How do you deal with that problem ?

v8volvo 05-26-2021 11:28 AM

240 body is known for rust being a common issue in salty areas. However there are things you can do to reduce the tendency. Beyond that, only option is to live with it. ;)

If there are any chips or breaks in the paint, seal them up immediately to keep rust from being able to take hold.

Oil coating on underside is sometimes helpful (many folks in the US Midwest swear by this).

Any rust repairs, make sure they are sealed up well with good paint or you'll see it come back.

It's a never-ending battle! Part of the "fun" of owning an old car. But if you can keep it stabilized, it can be managed.

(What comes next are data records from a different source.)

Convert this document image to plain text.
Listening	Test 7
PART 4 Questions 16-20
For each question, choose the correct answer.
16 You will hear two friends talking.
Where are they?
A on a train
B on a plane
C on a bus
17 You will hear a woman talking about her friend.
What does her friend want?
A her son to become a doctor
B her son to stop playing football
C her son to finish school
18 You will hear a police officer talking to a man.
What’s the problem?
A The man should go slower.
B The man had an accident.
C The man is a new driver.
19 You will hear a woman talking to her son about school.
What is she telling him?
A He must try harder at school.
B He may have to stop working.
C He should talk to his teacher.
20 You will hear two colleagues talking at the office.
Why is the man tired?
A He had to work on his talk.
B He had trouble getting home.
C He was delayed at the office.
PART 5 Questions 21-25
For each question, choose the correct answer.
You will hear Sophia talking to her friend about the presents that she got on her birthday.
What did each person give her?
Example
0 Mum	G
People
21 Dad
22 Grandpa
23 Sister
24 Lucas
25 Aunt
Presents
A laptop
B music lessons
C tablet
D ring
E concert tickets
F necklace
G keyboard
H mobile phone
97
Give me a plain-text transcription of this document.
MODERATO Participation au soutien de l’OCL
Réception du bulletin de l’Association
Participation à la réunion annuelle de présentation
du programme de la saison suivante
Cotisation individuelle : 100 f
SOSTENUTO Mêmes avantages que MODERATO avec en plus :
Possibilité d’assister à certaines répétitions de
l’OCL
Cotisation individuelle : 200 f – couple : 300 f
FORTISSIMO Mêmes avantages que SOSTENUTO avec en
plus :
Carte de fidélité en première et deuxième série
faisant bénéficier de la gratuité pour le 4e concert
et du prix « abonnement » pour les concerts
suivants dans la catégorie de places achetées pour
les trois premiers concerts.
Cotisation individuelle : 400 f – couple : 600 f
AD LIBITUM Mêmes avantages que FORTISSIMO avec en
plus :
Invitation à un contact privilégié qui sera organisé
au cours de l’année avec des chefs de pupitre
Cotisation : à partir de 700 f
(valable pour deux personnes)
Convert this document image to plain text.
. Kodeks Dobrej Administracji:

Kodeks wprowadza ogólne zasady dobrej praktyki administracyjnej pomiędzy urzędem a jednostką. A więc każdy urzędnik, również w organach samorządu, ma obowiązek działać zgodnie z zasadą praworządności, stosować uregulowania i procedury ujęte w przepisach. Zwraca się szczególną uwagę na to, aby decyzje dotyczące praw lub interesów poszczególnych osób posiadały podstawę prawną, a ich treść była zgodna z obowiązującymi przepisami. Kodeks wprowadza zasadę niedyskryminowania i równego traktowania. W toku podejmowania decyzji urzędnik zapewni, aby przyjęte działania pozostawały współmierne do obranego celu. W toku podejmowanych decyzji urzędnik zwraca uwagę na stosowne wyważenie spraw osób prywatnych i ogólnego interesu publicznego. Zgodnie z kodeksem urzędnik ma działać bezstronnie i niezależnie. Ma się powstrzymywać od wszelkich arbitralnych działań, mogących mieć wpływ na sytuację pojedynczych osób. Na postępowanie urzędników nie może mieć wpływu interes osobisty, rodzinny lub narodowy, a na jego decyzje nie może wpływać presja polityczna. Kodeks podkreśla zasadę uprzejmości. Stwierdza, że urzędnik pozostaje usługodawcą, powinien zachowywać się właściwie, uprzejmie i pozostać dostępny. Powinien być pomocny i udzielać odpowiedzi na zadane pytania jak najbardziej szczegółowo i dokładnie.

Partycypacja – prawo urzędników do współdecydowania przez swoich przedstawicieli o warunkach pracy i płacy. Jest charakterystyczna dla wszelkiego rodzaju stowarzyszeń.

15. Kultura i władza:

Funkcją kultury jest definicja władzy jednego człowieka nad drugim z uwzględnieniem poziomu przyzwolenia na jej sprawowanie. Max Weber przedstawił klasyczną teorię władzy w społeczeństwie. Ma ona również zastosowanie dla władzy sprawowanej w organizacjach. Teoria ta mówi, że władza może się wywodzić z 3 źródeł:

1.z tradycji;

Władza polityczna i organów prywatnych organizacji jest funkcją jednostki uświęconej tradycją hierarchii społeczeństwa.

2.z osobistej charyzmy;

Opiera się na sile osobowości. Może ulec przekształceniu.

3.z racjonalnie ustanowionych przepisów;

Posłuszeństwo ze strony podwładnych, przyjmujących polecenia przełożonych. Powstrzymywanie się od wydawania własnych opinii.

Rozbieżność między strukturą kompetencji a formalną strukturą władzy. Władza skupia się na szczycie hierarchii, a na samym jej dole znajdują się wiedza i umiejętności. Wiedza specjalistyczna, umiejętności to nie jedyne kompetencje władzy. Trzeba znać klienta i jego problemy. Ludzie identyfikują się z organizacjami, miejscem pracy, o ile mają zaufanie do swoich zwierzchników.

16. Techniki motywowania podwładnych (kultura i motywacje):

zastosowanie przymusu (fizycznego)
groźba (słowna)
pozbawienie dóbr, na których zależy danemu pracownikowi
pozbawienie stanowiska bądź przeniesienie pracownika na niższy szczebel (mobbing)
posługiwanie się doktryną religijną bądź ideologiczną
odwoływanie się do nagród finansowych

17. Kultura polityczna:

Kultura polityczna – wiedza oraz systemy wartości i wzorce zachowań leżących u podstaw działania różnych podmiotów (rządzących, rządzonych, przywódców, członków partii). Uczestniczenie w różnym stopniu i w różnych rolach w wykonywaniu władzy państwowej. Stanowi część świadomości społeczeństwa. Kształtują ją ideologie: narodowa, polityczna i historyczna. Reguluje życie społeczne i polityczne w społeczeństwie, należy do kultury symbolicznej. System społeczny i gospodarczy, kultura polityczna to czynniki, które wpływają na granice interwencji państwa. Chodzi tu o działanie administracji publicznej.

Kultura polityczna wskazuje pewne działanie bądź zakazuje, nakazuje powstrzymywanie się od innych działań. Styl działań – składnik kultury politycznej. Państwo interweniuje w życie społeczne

DieselScout 05-26-2021 01:52 PM

I've had my vehicles hot oil undercoated for several years now and it has either stopped or retarded most of the rust formation on the undercarriage & body. (I'm in Upstate, NY...plenty of snow and salt.)

Something like Fluid Film or applying grease to potential problem areas should also work similarly.

The only way to successfully eliminate rot, to my knowledge is to remove and replace the problem section of metal. Surface rust should be a bit more forgiving if adequately sanded and sealed.

dahicori 05-29-2021 07:26 AM

It's a never-ending battle! Part of the "fun" of owning an old car. But if you can keep it stabilized, it can be managed.


Yeeah! That's the spirit I need to be inspired of!!

The only way to successfully eliminate rot, to my knowledge is to remove and replace the problem section of metal. Surface rust should be a bit more forgiving if adequately sanded and sealed.


Yes. About sanding surface rust, what do you guys use?